Tuesday, March 22, 2011

In Defense of Yelling

When I admit that I'm a Mom that yells, I get a lot of dirty looks.  You know the look- you might even be doing it right now.

I feel that it's important that my children see me in all my emotional states (although, I admit, I do tend to hide out during some of the more extreme ones) simply so they realize that having emotions are normal. 

It's NORMAL to get angry once in a while.  I recall watching my Mom get angry when I was a kid and I'm surprised at how educational the process was.  I learned that:
  • EVERYONE (even those that have it all together) get angry at some point.
  • It's OK to have emotions.
  • You ALWAYS apologize if your temper interferes with a normal function.  ("I'm sorry I got angry when you broke my lamp..."
  • Telling your kids WHY you were angry helped them learn to draw accurate conclusions.  (That lamp was a gift from my grandma.  I miss her very much.  When you broke the lamp I got angry.  I'm sorry.)
  • Telling your children you will NEVER be angry again is a LIE.  (Face it, you will be angry again.  Don't lie about it to them or they will hold you to it.  Same thing holds to other emotions.)
  • Love is unconditional.  (Even when she was mad at something I did, I always knew Mom loved me.  I make certain my kids know the same thing.)
Other things I learned included how to avoid being angry in the first place, how to blow off steam or redirect my anger, and how to appropriately categorize it. 

I doubt I (or other kids) would have had as nice a grasp on my emotions if I hadn't had a Mom that could show her feelings.  And it wasn't just anger that she demonstrated.  My Mom constantly showed compassion, empathy and sympathy, happiness and sadness, lonliness and stress.  All of which are VALID emotions.
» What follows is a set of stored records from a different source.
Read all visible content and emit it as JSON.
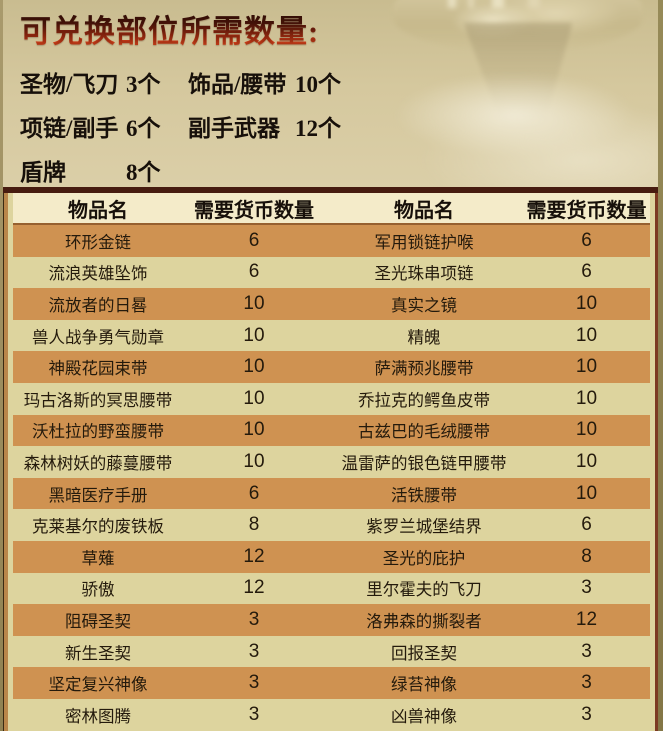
{
  "page": {
    "title": "可兑换部位所需数量:"
  },
  "parts": {
    "items": [
      {
        "label": "圣物/飞刀",
        "qty": "3个"
      },
      {
        "label": "饰品/腰带",
        "qty": "10个"
      },
      {
        "label": "项链/副手",
        "qty": "6个"
      },
      {
        "label": "副手武器",
        "qty": "12个"
      },
      {
        "label": "盾牌",
        "qty": "8个"
      }
    ]
  },
  "table": {
    "headers": [
      "物品名",
      "需要货币数量",
      "物品名",
      "需要货币数量"
    ],
    "rows": [
      [
        "环形金链",
        "6",
        "军用锁链护喉",
        "6"
      ],
      [
        "流浪英雄坠饰",
        "6",
        "圣光珠串项链",
        "6"
      ],
      [
        "流放者的日晷",
        "10",
        "真实之镜",
        "10"
      ],
      [
        "兽人战争勇气勋章",
        "10",
        "精魄",
        "10"
      ],
      [
        "神殿花园束带",
        "10",
        "萨满预兆腰带",
        "10"
      ],
      [
        "玛古洛斯的冥思腰带",
        "10",
        "乔拉克的鳄鱼皮带",
        "10"
      ],
      [
        "沃杜拉的野蛮腰带",
        "10",
        "古兹巴的毛绒腰带",
        "10"
      ],
      [
        "森林树妖的藤蔓腰带",
        "10",
        "温雷萨的银色链甲腰带",
        "10"
      ],
      [
        "黑暗医疗手册",
        "6",
        "活铁腰带",
        "10"
      ],
      [
        "克莱基尔的废铁板",
        "8",
        "紫罗兰城堡结界",
        "6"
      ],
      [
        "草薙",
        "12",
        "圣光的庇护",
        "8"
      ],
      [
        "骄傲",
        "12",
        "里尔霍夫的飞刀",
        "3"
      ],
      [
        "阻碍圣契",
        "3",
        "洛弗森的撕裂者",
        "12"
      ],
      [
        "新生圣契",
        "3",
        "回报圣契",
        "3"
      ],
      [
        "坚定复兴神像",
        "3",
        "绿苔神像",
        "3"
      ],
      [
        "密林图腾",
        "3",
        "凶兽神像",
        "3"
      ]
    ]
  },
  "colors": {
    "title_red": "#e8491f",
    "row_orange": "#cf9251",
    "row_cream": "#ddd49e",
    "header_bg": "#f4ebc9",
    "table_top_border": "#471c10",
    "parchment": "#e7dcba"
  }
}
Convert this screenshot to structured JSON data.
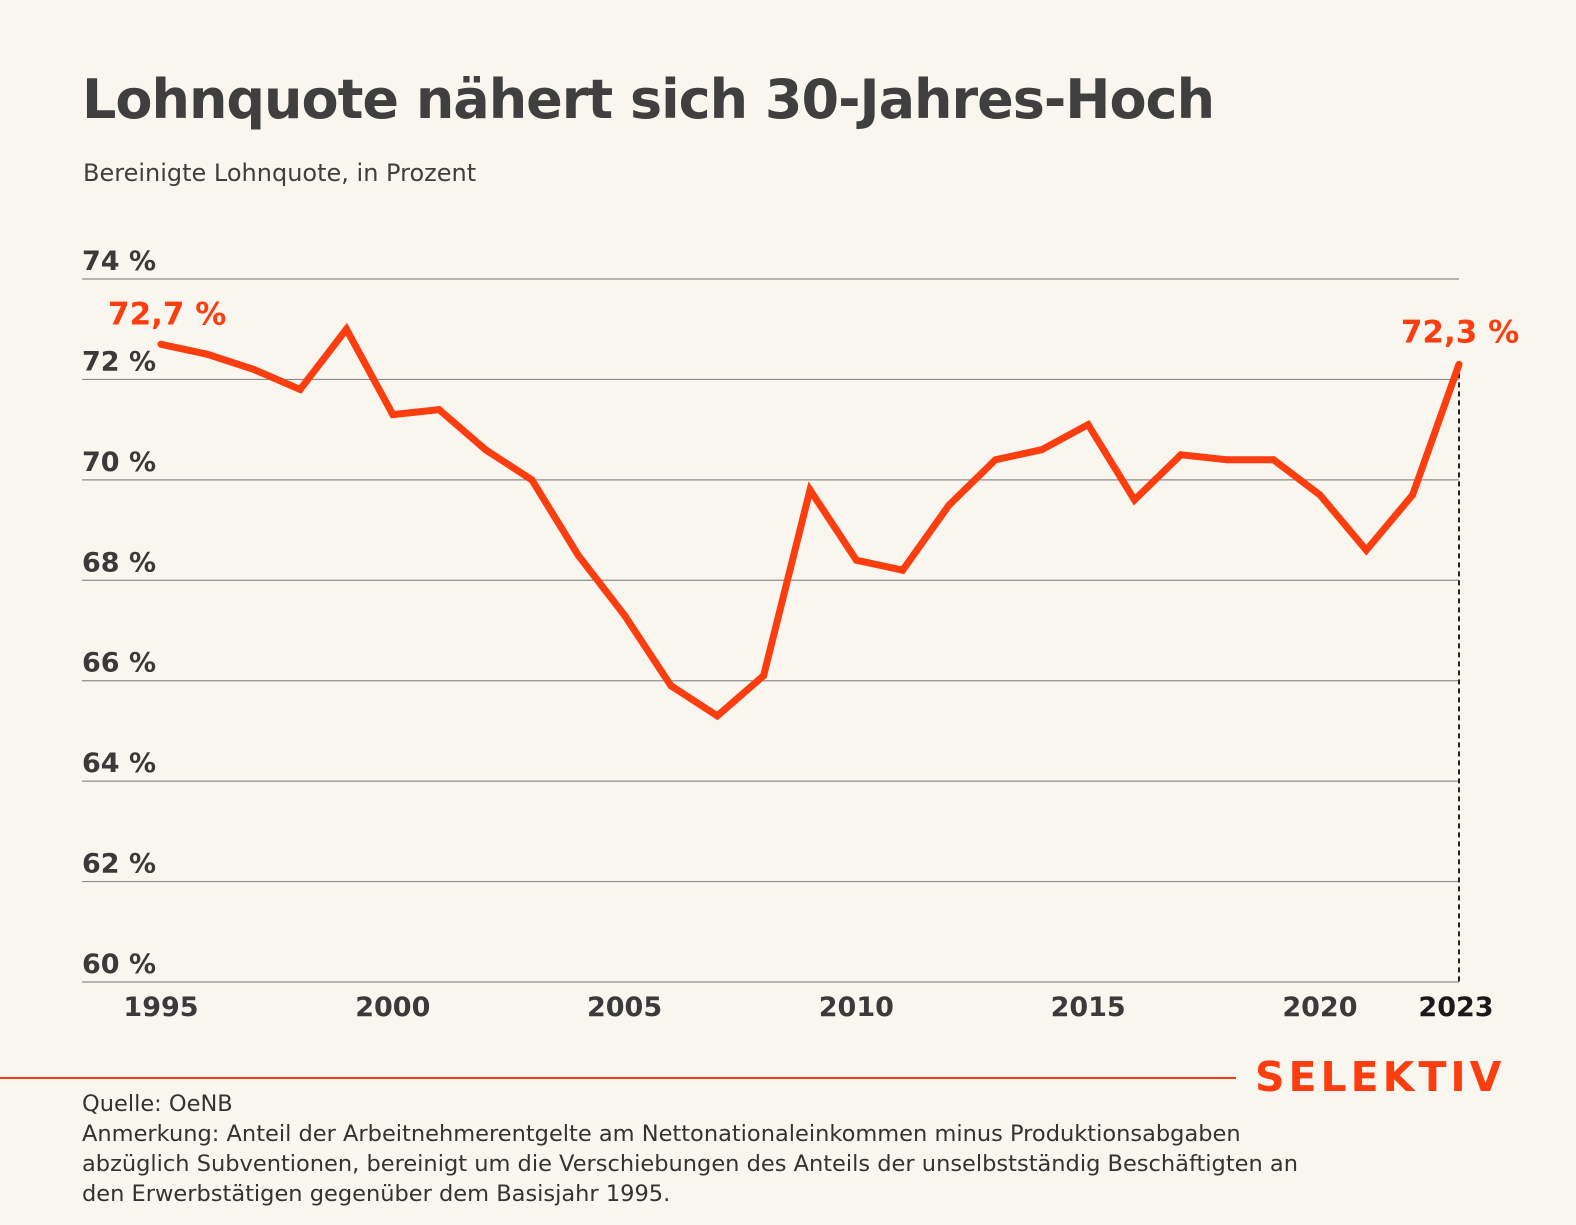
{
  "header": {
    "title": "Lohnquote nähert sich 30-Jahres-Hoch",
    "subtitle": "Bereinigte Lohnquote, in Prozent"
  },
  "colors": {
    "accent": "#fc3d0f",
    "grid": "#8c8c8c",
    "background": "#f8f6ee",
    "text": "#3f3f3f"
  },
  "chart_data": {
    "type": "line",
    "title": "Lohnquote nähert sich 30-Jahres-Hoch",
    "subtitle": "Bereinigte Lohnquote, in Prozent",
    "xlabel": "",
    "ylabel": "",
    "ylim": [
      60,
      74
    ],
    "xlim": [
      1995,
      2023
    ],
    "y_ticks": [
      60,
      62,
      64,
      66,
      68,
      70,
      72,
      74
    ],
    "y_tick_labels": [
      "60 %",
      "62 %",
      "64 %",
      "66 %",
      "68 %",
      "70 %",
      "72 %",
      "74 %"
    ],
    "x_ticks": [
      1995,
      2000,
      2005,
      2010,
      2015,
      2020,
      2023
    ],
    "x_tick_labels": [
      "1995",
      "2000",
      "2005",
      "2010",
      "2015",
      "2020",
      "2023"
    ],
    "grid": "horizontal",
    "x": [
      1995,
      1996,
      1997,
      1998,
      1999,
      2000,
      2001,
      2002,
      2003,
      2004,
      2005,
      2006,
      2007,
      2008,
      2009,
      2010,
      2011,
      2012,
      2013,
      2014,
      2015,
      2016,
      2017,
      2018,
      2019,
      2020,
      2021,
      2022,
      2023
    ],
    "series": [
      {
        "values": [
          72.7,
          72.5,
          72.2,
          71.8,
          73.0,
          71.3,
          71.4,
          70.6,
          70.0,
          68.5,
          67.3,
          65.9,
          65.3,
          66.1,
          69.8,
          68.4,
          68.2,
          69.5,
          70.4,
          70.6,
          71.1,
          69.6,
          70.5,
          70.4,
          70.4,
          69.7,
          68.6,
          69.7,
          72.3
        ]
      }
    ],
    "annotations": [
      {
        "x": 1995,
        "y": 72.7,
        "text": "72,7 %"
      },
      {
        "x": 2023,
        "y": 72.3,
        "text": "72,3 %"
      }
    ],
    "reference_line": {
      "x": 2023,
      "style": "dashed"
    }
  },
  "footer": {
    "brand": "SELEKTIV",
    "source": "Quelle: OeNB",
    "note_lines": [
      "Anmerkung: Anteil der Arbeitnehmerentgelte am Nettonationaleinkommen minus Produktionsabgaben",
      "abzüglich Subventionen, bereinigt um die Verschiebungen des Anteils der unselbstständig Beschäftigten an",
      "den Erwerbstätigen gegenüber dem Basisjahr 1995."
    ]
  }
}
So, when does yelling and other emotional outbursts become a problem?  According to experts, emotions become an issue if they interfere with your daily life.  If yelling and anger make you difficult to be around, it may be time to see a specialist for some help.  If crying or feelings of lonliness are taking over, it's also a good idea to see someone about it.

When I asked my 7 year old how he feels about "Mommy yelling", he said, "I don't know.  I guess you just care TOO much.  But how did you know I ate the cookies when you weren't in the kitchen with me?"
"You ate the cookies?" 

"Ummm... maybe... Isn't that what we're talking about?"

Yeah... and supposedly a guilty conscience is also a healthy sign.